Our study had several limitations. We were unable to retrospectively evaluate whether cancers did or did not show interval progression on short-interval follow-up mammograms, which might have helped to determine more effective thresholds for recommending biopsy rather than continued surveillance. In addition, we were unable to evaluate performance of initial short-interval follow-up examinations by the types of lesions requiring follow-up (e.g., mass, focal asymmetry, calcifications) or by the size and stage of the cancers that were diagnosed. These analyses were beyond the scope of our project.

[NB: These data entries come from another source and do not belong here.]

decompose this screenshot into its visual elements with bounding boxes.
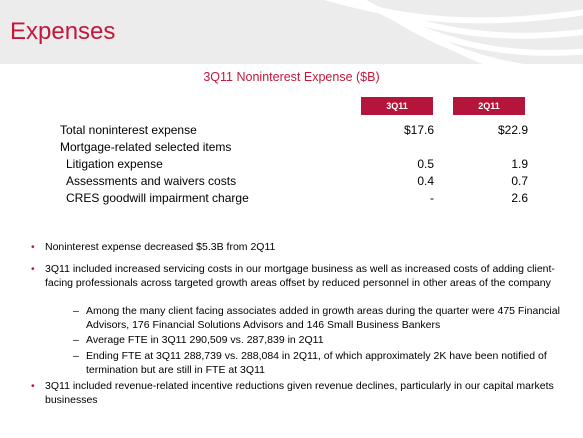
row-label: CRES goodwill impairment charge bbox=[66, 191, 249, 205]
header-band: Expenses bbox=[0, 0, 583, 64]
bullet-marker: • bbox=[31, 241, 35, 253]
bullet-item: Noninterest expense decreased $5.3B from… bbox=[45, 241, 276, 253]
row-label: Assessments and waivers costs bbox=[66, 174, 237, 188]
bullet-item: 3Q11 included revenue-related incentive … bbox=[45, 380, 554, 406]
row-value-3q11: - bbox=[430, 191, 434, 205]
row-value-2q11: 0.7 bbox=[511, 174, 528, 188]
table-row: CRES goodwill impairment charge - 2.6 bbox=[0, 191, 583, 207]
slide-title: Expenses bbox=[10, 18, 116, 45]
bullet-item: 3Q11 included increased servicing costs … bbox=[45, 263, 555, 289]
row-value-3q11: 0.5 bbox=[417, 157, 434, 171]
sub-bullet-item: Among the many client facing associates … bbox=[86, 305, 560, 331]
row-value-2q11: $22.9 bbox=[497, 123, 528, 137]
table-title: 3Q11 Noninterest Expense ($B) bbox=[203, 70, 380, 84]
sub-bullet-item: Ending FTE at 3Q11 288,739 vs. 288,084 i… bbox=[86, 350, 547, 376]
table-row: Mortgage-related selected items bbox=[0, 140, 583, 156]
row-value-3q11: 0.4 bbox=[417, 174, 434, 188]
row-value-2q11: 1.9 bbox=[511, 157, 528, 171]
bullet-marker: • bbox=[31, 263, 35, 275]
row-value-2q11: 2.6 bbox=[511, 191, 528, 205]
dash-marker: – bbox=[73, 305, 79, 317]
column-header-2q11: 2Q11 bbox=[453, 97, 525, 115]
row-label: Total noninterest expense bbox=[60, 123, 197, 137]
row-label: Litigation expense bbox=[66, 157, 163, 171]
row-value-3q11: $17.6 bbox=[403, 123, 434, 137]
sub-bullet-item: Average FTE in 3Q11 290,509 vs. 287,839 … bbox=[86, 334, 324, 346]
dash-marker: – bbox=[73, 350, 79, 362]
row-label: Mortgage-related selected items bbox=[60, 140, 232, 154]
bullet-marker: • bbox=[31, 380, 35, 392]
column-header-3q11: 3Q11 bbox=[361, 97, 433, 115]
table-row: Litigation expense 0.5 1.9 bbox=[0, 157, 583, 173]
dash-marker: – bbox=[73, 334, 79, 346]
table-row: Total noninterest expense $17.6 $22.9 bbox=[0, 123, 583, 139]
table-row: Assessments and waivers costs 0.4 0.7 bbox=[0, 174, 583, 190]
flag-swirl-logo bbox=[323, 0, 583, 64]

Although our sample included 130 radiologists from three geographic areas in the United States, we had limited ability to evaluate the importance of individual radiologist characteristics because of a small sample size in some categories. However, all sensitivity and specificity analyses were based on multiple short-interval follow-up mammograms interpreted by the radiologists, increasing the statistical power of these calculations. Despite the large size of our cohort, we were also limited by the small number of women with breast cancer used to evaluate sensitivity, especially within the 6-month follow-up period. Overall, the rate of cancer diagnoses in this study was smaller than has been reported for other short-interval follow-up studies. This may be because a large proportion of short-interval follow-up examinations in our study directly followed screening mammograms, which have a lower cancer rate compared with other diagnostic examinations. Given the low cancer rate and differences between this and previous studies, we caution the reader in interpreting our results.
Our study had several unique strengths. We were able to evaluate the interpretive performance of short-interval follow-up examinations in a large, geographically diverse population. The large population size allowed us to make several exclusions (such as women with a history of breast cancer or women without outcome information) and to analyze a population of women eligible for short-interval follow-up mammograms. Had we not made these exclusions, we likely would have increased the variability in our sensitivity and specificity estimates, thus decreasing the ease of interpretation of our results. Our population included unique detailed information on patient and radiologist characteristics available from linking several study databases. We also had the ability to link to cancer registry data, which enabled us to calculate sensitivity and specificity.
In conclusion, the sensitivity of diagnostic mammograms obtained as initial short-interval follow-up examinations is low when using the standard 12-month auditing definition for follow-up period. The reasons for this low sensitivity should be elucidated. We noted increases in sensitivity among women who underwent unilateral short-interval follow-up examinations and among radiologists who spent 10 or more hours per week in breast imaging; but overall, few patient or radiologist characteristics were associated with accuracy. The value of using a 6-month (rather than a 12-month) follow-up period for defining sensitivity also should be examined in future studies.